Suppose that your favorite finite element software boasted the following claims:
“Over a dozen equation solvers are available to approximate the solution of your problem, and each solver contains a rich set of parameters that you can define to tune the solver’s performance. To maximize the accuracy of your solution and the efficiency of the solution process, simply choose the solver that is intended for your problem type, and then tune it properly. Though it is often not possible to classify your problem type beforehand, usually the right solver can be identified within 3-5 attempts. Then, you can use an iterative tuning process to make the solution even more accurate and efficient.”
If the above statements were true, then each finite element solution would require a full-blown research project to find the right equation solver. The added time and cost of numerous solution iterations would offset many of the benefits of the finite element method within the design process.
Users would get frustrated by their inability to systematically determine what solver to use, and many would eventually avoid using the technology altogether. This state of affairs would be completely unacceptable to modern users of the finite element method. Even the idea seems absurd.
But what if we modify the above hypothetical scenario by simply replacing “equation solvers” with “optimization algorithms” and “solution process” with “search process.” Then, we would arrive at the actual claims made about most modern optimization software:
“Over a dozen optimization algorithms are available to approximate the solution of your problem, and each algorithm contains a rich set of parameters that you can define to tune the algorithm’s performance. To maximize the accuracy of your solution and the efficiency of the search process, simply choose the algorithm that is intended for your problem type, and then tune it properly. Though it is often not possible to classify your problem type beforehand, usually the right algorithm can be identified within 3-5 attempts. Then, you can use an iterative tuning process to make the solution even more accurate and efficient.”
Somehow the absurdity of this statement is not quite as obvious. Most optimization software tool developers are still racing to see who can boast the longest list of algorithms on their product data sheets.
The losers in this race are clearly the users of such optimization tools.
Rather than adding value or clarity to the design process, a longer list of optimization algorithms contributes to inefficiency and confusion.

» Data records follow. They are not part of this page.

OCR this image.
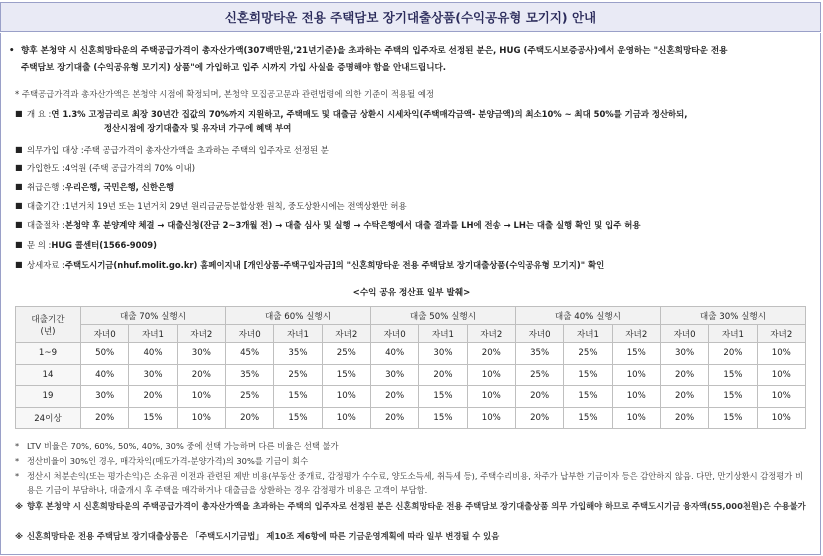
신혼희망타운 전용 주택담보 장기대출상품(수익공유형 모기지) 안내
• 향후 본청약 시 신혼희망타운의 주택공급가격이 총자산가액(307백만원,'21년기준)을 초과하는 주택의 입주자로 선정된 분은, HUG (주택도시보증공사)에서 운영하는 "신혼희망타운 전용
주택담보 장기대출 (수익공유형 모기지) 상품"에 가입하고 입주 시까지 가입 사실을 증명해야 함을 안내드립니다.
* 주택공급가격과 총자산가액은 본청약 시점에 확정되며, 본청약 모집공고문과 관련법령에 의한 기준이 적용될 예정
■ 개 요 : 연 1.3% 고정금리로 최장 30년간 집값의 70%까지 지원하고, 주택매도 및 대출금 상환시 시세차익(주택매각금액- 분양금액)의 최소10% ~ 최대 50%를 기금과 정산하되,
정산시점에 장기대출자 및 유자녀 가구에 혜택 부여
■ 의무가입 대상 : 주택 공급가격이 총자산가액을 초과하는 주택의 입주자로 선정된 분
■ 가입한도 : 4억원 (주택 공급가격의 70% 이내)
■ 취급은행 : 우리은행, 국민은행, 신한은행
■ 대출기간 : 1년거치 19년 또는 1년거치 29년 원리금균등분할상환 원칙, 중도상환시에는 전액상환만 허용
■ 대출절차 : 본청약 후 분양계약 체결 → 대출신청(잔금 2~3개월 전) → 대출 심사 및 실행 → 수탁은행에서 대출 결과를 LH에 전송 → LH는 대출 실행 확인 및 입주 허용
■ 문 의 : HUG 콜센터(1566-9009)
■ 상세자료 : 주택도시기금(nhuf.molit.go.kr) 홈페이지내 [개인상품-주택구입자금]의 "신혼희망타운 전용 주택담보 장기대출상품(수익공유형 모기지)" 확인
<수익 공유 정산표 일부 발췌>
대출기간
(년)	대출 70% 실행시			대출 60% 실행시			대출 50% 실행시			대출 40% 실행시			대출 30% 실행시		
	자녀0	자녀1	자녀2	자녀0	자녀1	자녀2	자녀0	자녀1	자녀2	자녀0	자녀1	자녀2	자녀0	자녀1	자녀2
1~9	50%	40%	30%	45%	35%	25%	40%	30%	20%	35%	25%	15%	30%	20%	10%
14	40%	30%	20%	35%	25%	15%	30%	20%	10%	25%	15%	10%	20%	15%	10%
19	30%	20%	10%	25%	15%	10%	20%	15%	10%	20%	15%	10%	20%	15%	10%
24이상	20%	15%	10%	20%	15%	10%	20%	15%	10%	20%	15%	10%	20%	15%	10%
* LTV 비율은 70%, 60%, 50%, 40%, 30% 중에 선택 가능하며 다른 비율은 선택 불가
* 정산비율이 30%인 경우, 매각차익(매도가격-분양가격)의 30%를 기금이 회수
* 정산시 처분손익(또는 평가손익)은 소유권 이전과 관련된 제반 비용(부동산 중개료, 감정평가 수수료, 양도소득세, 취득세 등), 주택수리비용, 차주가 납부한 기금이자 등은 감안하지 않음. 다만, 만기상환시 감정평가 비용은 기금이 부담하나, 대출개시 후 주택을 매각하거나 대출금을 상환하는 경우 감정평가 비용은 고객이 부담함.
※ 향후 본청약 시 신혼희망타운의 주택공급가격이 총자산가액을 초과하는 주택의 입주자로 선정된 분은 신혼희망타운 전용 주택담보 장기대출상품 의무 가입해야 하므로 주택도시기금 융자액(55,000천원)은 수용불가
※ 신혼희망타운 전용 주택담보 장기대출상품은 「주택도시기금법」 제10조 제6항에 따른 기금운영계획에 따라 일부 변경될 수 있음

The use of optimization technology will not become mainstream until users rely on a single algorithm to solve many broad classes of problems in an efficient and robust manner. This will require a major paradigm shift in the way search algorithms are developed and how they behave.

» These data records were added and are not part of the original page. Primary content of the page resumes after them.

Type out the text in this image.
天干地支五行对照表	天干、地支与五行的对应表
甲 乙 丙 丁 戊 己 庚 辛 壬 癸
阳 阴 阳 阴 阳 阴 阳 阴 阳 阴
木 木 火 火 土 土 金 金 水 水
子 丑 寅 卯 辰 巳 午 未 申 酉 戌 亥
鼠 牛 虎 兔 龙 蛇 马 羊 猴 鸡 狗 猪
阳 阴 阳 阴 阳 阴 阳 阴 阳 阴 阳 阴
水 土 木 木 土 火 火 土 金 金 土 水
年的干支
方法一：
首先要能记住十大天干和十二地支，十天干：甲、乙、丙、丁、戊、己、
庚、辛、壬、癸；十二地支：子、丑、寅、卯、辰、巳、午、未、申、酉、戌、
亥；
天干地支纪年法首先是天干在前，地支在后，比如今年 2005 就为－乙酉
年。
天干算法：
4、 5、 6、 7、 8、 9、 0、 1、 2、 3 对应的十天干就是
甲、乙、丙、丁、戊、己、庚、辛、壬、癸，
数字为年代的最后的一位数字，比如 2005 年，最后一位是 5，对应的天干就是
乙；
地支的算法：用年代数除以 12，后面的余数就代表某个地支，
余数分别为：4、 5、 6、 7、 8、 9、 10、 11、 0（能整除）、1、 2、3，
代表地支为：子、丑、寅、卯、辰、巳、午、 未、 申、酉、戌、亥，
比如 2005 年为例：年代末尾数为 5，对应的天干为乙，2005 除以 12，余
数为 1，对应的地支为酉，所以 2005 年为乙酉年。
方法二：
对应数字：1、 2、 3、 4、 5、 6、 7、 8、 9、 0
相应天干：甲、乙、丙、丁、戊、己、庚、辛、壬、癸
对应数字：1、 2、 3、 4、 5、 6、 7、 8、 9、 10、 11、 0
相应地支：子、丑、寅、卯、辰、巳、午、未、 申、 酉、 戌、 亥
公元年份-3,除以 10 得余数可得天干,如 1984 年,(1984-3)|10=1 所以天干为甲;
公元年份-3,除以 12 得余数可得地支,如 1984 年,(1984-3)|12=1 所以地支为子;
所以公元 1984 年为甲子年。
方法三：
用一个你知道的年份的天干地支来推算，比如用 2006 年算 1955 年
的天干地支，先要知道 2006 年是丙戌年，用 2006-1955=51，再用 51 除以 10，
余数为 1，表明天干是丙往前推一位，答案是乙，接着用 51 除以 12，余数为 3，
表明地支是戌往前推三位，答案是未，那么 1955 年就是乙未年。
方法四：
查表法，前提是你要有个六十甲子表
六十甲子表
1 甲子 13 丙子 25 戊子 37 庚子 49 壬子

What is needed is a search process that does more than follow a fixed set of instructions based on a predefined strategy. One that can lead and organize a team of explorers, each with a diverse and complementary set of skills. One that is agile in adapting the search process to the unforeseen local conditions in various parts of the design space, while also carrying out a broad and efficient exploration of the entire domain. A highly skilled and multilingual trekker. A veritable Sherpa.